Comparativo anual e o cenário de baixa precipitação

Ao comparar os dados atuais com os do ano passado, observa-se que, no mesmo período, o sistema operava com 35% da capacidade. Embora o volume atual de 47% represente uma melhoria em relação ao ano anterior, a análise das chuvas revela um padrão de escassez que se repete. Em julho de 2025 — um dado que, conforme a fonte, se refere a um período anterior —, o acumulado de chuva foi de 7,1 milímetros, o que representou 15% da média histórica de 47,4 milímetros esperada para aquele mês.

A recorrência de volumes de chuva tão reduzidos em anos consecutivos destaca a necessidade de atenção constante às condições climáticas e seus efeitos sobre os mananciais. A recuperação dos níveis dos reservatórios depende diretamente de um aumento significativo nas precipitações, especialmente em períodos cruciais para a recarga.

Situação individual dos reservatórios do Alto Tietê

O Sistema Produtor Alto Tietê é composto por um conjunto de represas interligadas, e a situação de cada uma delas contribui para o panorama geral. O reservatório de Jundiaí destacou-se com o maior volume armazenado, atingindo 76,4% de sua capacidade. Em seguida, o reservatório de Paraitinga registrou 61,9%.
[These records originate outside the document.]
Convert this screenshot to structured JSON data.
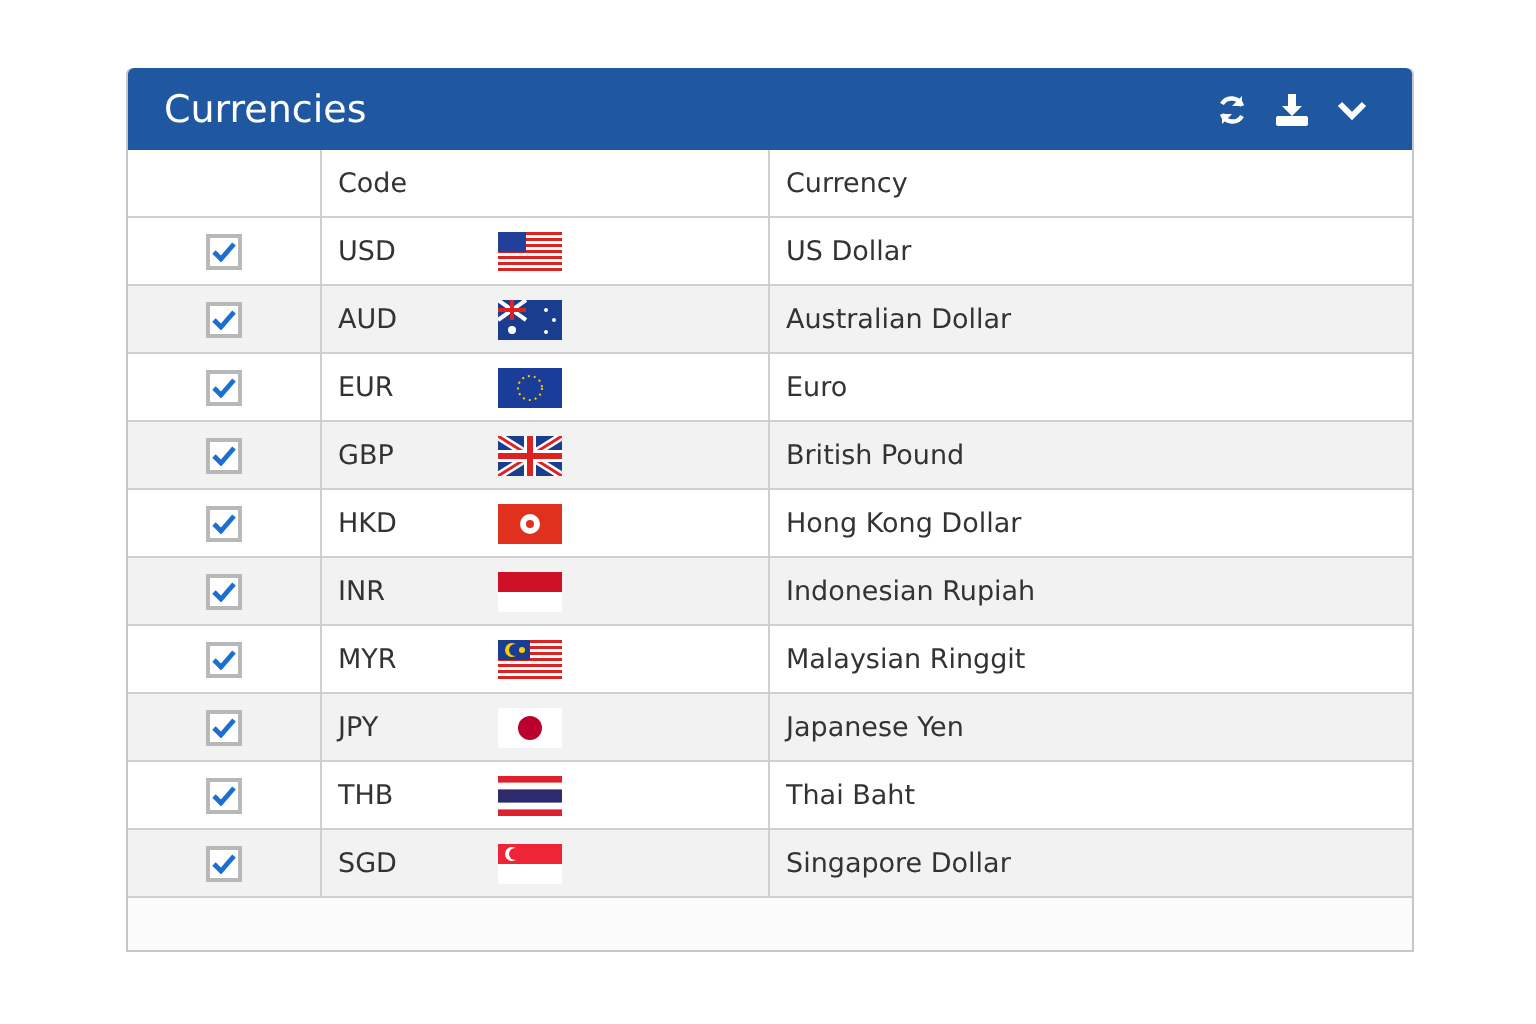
{
  "panel": {
    "title": "Currencies"
  },
  "table": {
    "columns": [
      "Code",
      "Currency"
    ],
    "rows": [
      {
        "checked": true,
        "code": "USD",
        "kind": "us",
        "currency": "US Dollar"
      },
      {
        "checked": true,
        "code": "AUD",
        "kind": "au",
        "currency": "Australian Dollar"
      },
      {
        "checked": true,
        "code": "EUR",
        "kind": "eu",
        "currency": "Euro"
      },
      {
        "checked": true,
        "code": "GBP",
        "kind": "gb",
        "currency": "British Pound"
      },
      {
        "checked": true,
        "code": "HKD",
        "kind": "hk",
        "currency": "Hong Kong Dollar"
      },
      {
        "checked": true,
        "code": "INR",
        "kind": "id",
        "currency": "Indonesian Rupiah"
      },
      {
        "checked": true,
        "code": "MYR",
        "kind": "my",
        "currency": "Malaysian Ringgit"
      },
      {
        "checked": true,
        "code": "JPY",
        "kind": "jp",
        "currency": "Japanese Yen"
      },
      {
        "checked": true,
        "code": "THB",
        "kind": "th",
        "currency": "Thai Baht"
      },
      {
        "checked": true,
        "code": "SGD",
        "kind": "sg",
        "currency": "Singapore Dollar"
      }
    ]
  }
}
Os demais componentes do sistema apresentaram volumes mais moderados: Taiaçupeba encerrou julho com 48,8%, Ponte Nova com 40,3%, e Biritiba com o menor índice, marcando 28,1% da capacidade total. Essa variação entre os reservatórios demonstra a complexidade da gestão e a importância de uma visão integrada para o controle dos recursos hídricos.

Distribuição da chuva entre os componentes do sistema

A escassez de chuvas em julho não afetou todos os reservatórios de forma idêntica. Enquanto Biritiba, Jundiaí e Taiaçupeba registraram um acumulado mínimo de 0,2 milímetro cada, os reservatórios de Paraitinga e Ponte Nova fecharam o mês sem qualquer registro de precipitação. Essa disparidade na distribuição das chuvas é um fator relevante para a gestão do sistema, pois exige manobras e estratégias para compensar as diferenças de volume entre as represas.

Acompanhar de perto esses dados é fundamental para a tomada de decisões que visam garantir a segurança hídrica da população e a sustentabilidade do Sistema Alto Tietê. A gestão integrada e o uso consciente da água são pilares para enfrentar os desafios impostos pelas variações climáticas.